We are all familiar with sitting in standstill traffic, with a now-room temperature coffee and your favorite podcast to take your mind off the knowledge that you, and thousands around you, have no choice but to wait.

It’s not just you. The U.N. reports that 55% of the world’s population lives in urban areas, and will grow to 68% by 2050 with another 2.5 billion people added to urban areas by 2050. With this influx comes the serious question of congestion. Luckily, major players like Uber and Virgin are betting on a new market to change the game– MaaS or Mobility as a Service.

The MaaS market is defined as transportation services permitting a means of transport outside of personally-owned vehicles. As we well know, Uber built a ride-sharing service empire which is now worth $72B, which according to some forecasters single-handedly led to a decrease in car ownership among young adults. The tech unicorn’s recent purchase of Jump Bikes (an electric bike sharing platform and OurCrowd portfolio company) for a reported price of ~$200M, shows their commitment to building MaaS.

This market is expected to grow to $358.35 billion by 2025 from $38.76 billion in 2017, expanding to ride-sharing, car-sharing (like early adopter ZipCar, which was acquired by Avis in 2013), and bike-sharing services. With such a ripe market, new forms of transportation are being invented, breaking the 100-year domination of private automobiles.


skyTran, born of innovation initiatives from the US Department of Transport and realized in the NASA incubator, is developing a new form of on-demand mobility service – compact and localized like private cars, but operating on the infrastructure of public transportation. Reminiscent of cable cars, these ‘pods’ operate on a managed network infrastructure that guarantees arrival time 3X faster than regular cars, traveling directly from the point pickup to the final destination without any intermediate stops.

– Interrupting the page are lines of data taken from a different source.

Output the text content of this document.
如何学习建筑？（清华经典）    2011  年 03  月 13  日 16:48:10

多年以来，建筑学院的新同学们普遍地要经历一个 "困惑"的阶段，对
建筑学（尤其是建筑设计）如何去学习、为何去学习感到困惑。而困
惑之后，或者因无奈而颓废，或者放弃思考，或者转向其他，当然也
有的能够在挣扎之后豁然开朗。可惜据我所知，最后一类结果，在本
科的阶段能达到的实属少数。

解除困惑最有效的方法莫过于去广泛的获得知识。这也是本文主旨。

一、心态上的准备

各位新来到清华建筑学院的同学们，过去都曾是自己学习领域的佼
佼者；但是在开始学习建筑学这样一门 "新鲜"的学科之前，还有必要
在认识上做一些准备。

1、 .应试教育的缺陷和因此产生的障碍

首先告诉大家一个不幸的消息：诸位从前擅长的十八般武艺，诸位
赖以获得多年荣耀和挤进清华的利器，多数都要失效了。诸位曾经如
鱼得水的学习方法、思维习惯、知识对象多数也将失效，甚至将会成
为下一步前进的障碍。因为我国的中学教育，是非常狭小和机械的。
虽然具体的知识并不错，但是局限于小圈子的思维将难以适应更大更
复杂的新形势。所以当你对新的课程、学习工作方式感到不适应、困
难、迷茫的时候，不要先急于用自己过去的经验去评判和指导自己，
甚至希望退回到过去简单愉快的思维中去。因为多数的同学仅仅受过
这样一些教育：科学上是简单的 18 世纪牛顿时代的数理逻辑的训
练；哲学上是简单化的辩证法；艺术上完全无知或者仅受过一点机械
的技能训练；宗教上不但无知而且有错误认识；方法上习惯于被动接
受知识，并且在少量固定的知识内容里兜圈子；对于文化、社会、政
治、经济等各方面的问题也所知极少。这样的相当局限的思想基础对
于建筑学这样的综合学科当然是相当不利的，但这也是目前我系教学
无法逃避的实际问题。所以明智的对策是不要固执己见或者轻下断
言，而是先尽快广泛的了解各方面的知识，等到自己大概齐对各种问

Most appealingly, the pods, which hover on a track several meters above the ground, is said to take up significantly less ground space than traditional cars, meaning less congestion and highway traffic buildups. While it sounds futuristic, the company has seen strong interest from high-profile investors like WeWork’s Adam Neuman and Tsing Capital, and estimates a project pipeline in the hundreds of millions in the next few years.

Jump Bikes

As mentioned, West Coast-based Jump Bikes was recently acquired by Uber for a reported price of around $200M and represented the MaaS leader’s move into other transportation channels beyond cars. The company, led by Ryan Rzepecki, provides custom-­designed GPS enabled dockless bikes in it’s pilot cities San Francisco and Washington has deployed 14,000 bikes, and clocked over 5 million rides over the past four years. Users are taking to the bikes rapidly; they may expand to new cities soon.

Virgin Hyperloop One

There are several other high-profile private and early-stage companies working on developing next-generation MaaS services that have garnered interest from investors and have raised a significant amount of financing at high valuations. The most well known is the Elon Musk-inspired Hyperloop One, recently rebranded as Virgin Hyperloop One after an investment by Richard Branson, who became the ambitious company’s chairman.

Founded in 2014, Virgin Hyperloop One is the commercialization of Elon Musk’s designs for the Hyperloop transportation system. On one foot, the concept is to build an inter-city set of high velocity pods running through tunnels at speed of 650 miles an hour, using magnets and vacuum. The company reportedly raised over $275M, in part from OurCrowd, and is valued at $754M.

While autonomous driving is dominating the transportation technology conversation, the MaaS market is gaining speed. Companies like the ones mentioned above are taking the opportunities created by a rise in the sharing economy and user willingness to re-imagine transportation to create entirely new infrastructure, congestion predictions, and travel time expectations. These startups – and the investors backing them – are changing what the future will look like.